Każdego roku policja, straż pożarna, a także ratownicy wodni przypominają podstawowe zasady, o których powinniśmy pamiętać w czasie wypoczynku na wodzie. Sobotnia tragedia na jeziorze Tałty na Mazurach pokazała, że w każdych okolicznościach pamiętamy np. o kamizelkach ratunkowych, czy rozwadze.

REKLAMA

Sobotni rejs motorówką po jeziorze Tałty dla siedmiu osób okazał się dramatem. Łódź nabrała lewą burtą wody, a potem po przewróceniu się do góry dnem zaczęła tonąć. Sześć osób znalazło się w wodzie - czterech dorosłych i dwoje dzieci. Im nic się nie stało, ponieważ szybko zareagowali świadkowie. Żeglarze, którzy widzieli całe zajście podpłynęli i rzucili poszkodowanym koła ratunkowe i kamizelki. Niestety w kabinie motorówki została 8-letnia dziewczynka. Jej ciało wydobyto kilka godzin później.

Jakie wnioski powinniśmy wyciągnąć po takiej tragedii?

Przede wszystkim za ster jachtu, czy motorówki powinniśmy chwycić tylko, gdy mamy odpowiednie uprawnienia. W tym przypadku sterujący motorówką 41-latek nie posiadał wymaganego patentu motorowodnego.

Brawura, przecenianie własnych umiejętności, brak doświadczenia to niestety wciąż grzechy główne osób, które korzystają ze sprzętów pływających - mówi aspirant Tomasz Markowski, rzecznik warmińsko-mazurskich policjantów.

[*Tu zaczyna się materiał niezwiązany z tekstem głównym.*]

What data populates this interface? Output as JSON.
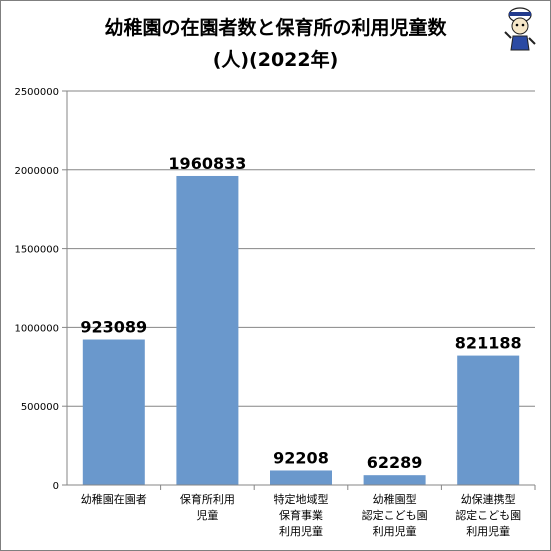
{
  "chart_data": {
    "type": "bar",
    "title_line1": "幼稚園の在園者数と保育所の利用児童数",
    "title_line2": "(人)(2022年)",
    "categories": [
      [
        "幼稚園在園者"
      ],
      [
        "保育所利用",
        "児童"
      ],
      [
        "特定地域型",
        "保育事業",
        "利用児童"
      ],
      [
        "幼稚園型",
        "認定こども園",
        "利用児童"
      ],
      [
        "幼保連携型",
        "認定こども園",
        "利用児童"
      ]
    ],
    "values": [
      923089,
      1960833,
      92208,
      62289,
      821188
    ],
    "data_labels": [
      "923089",
      "1960833",
      "92208",
      "62289",
      "821188"
    ],
    "yticks": [
      "0",
      "500000",
      "1000000",
      "1500000",
      "2000000",
      "2500000"
    ],
    "ylim": [
      0,
      2500000
    ],
    "grid": true,
    "colors": {
      "bar": "#6a98cc",
      "grid": "#868686",
      "axis": "#868686"
    },
    "mascot_icon": "mascot-character-icon"
  }
}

Brak uprawnień można porównać do sytuacji, gdy dana osoba całe życie jeździ rowerem i nagle dostaje do prowadzenia samochód. Druga sprawa dotyczy środków ratunkowych. Ratownicy od lat podkreślają, że kamizelki, czy koła powinny być zawsze pod ręką, a najlepiej mieć kapoki, czy kamizelki asekuracyjne na sobie. Niestety coraz częściej widzimy, że nie dość, że kamizelki nie są założone, nawet przy złej pogodzie, w dodatku są gdzieś pochowane w bakistach, a czasem nawet zamknięte na kłódkę. To proszenie się o dramat - mówi Jarosław Sroka, szef bazy MOPR w Giżycku.

Jeżeli mamy załamanie pogody, albo sternik płynie szybko, wykonuje jakieś gwałtowne manewry - absolutnie wszyscy powinni być na pokładzie. W innym przypadku, po wywrotce osoby wewnątrz kabiny mogą po prostu zostać tam uwięzione.

Na szlaku Wielkich Jezior Mazurskich robi się coraz tłoczniej. Ratownicy i policjanci odnotowują więcej zderzeń różnych jednostek. Apelujemy, żeby patrzeć na siebie. Gdy jest duży ruch nie szalejmy, nie ustawiajmy manetki gazu na najwyższe obroty, bo możemy stworzyć zagrożenie innym, prawidłowo płynącym żeglarzom, sternikom motorówek, czy kajakarzom.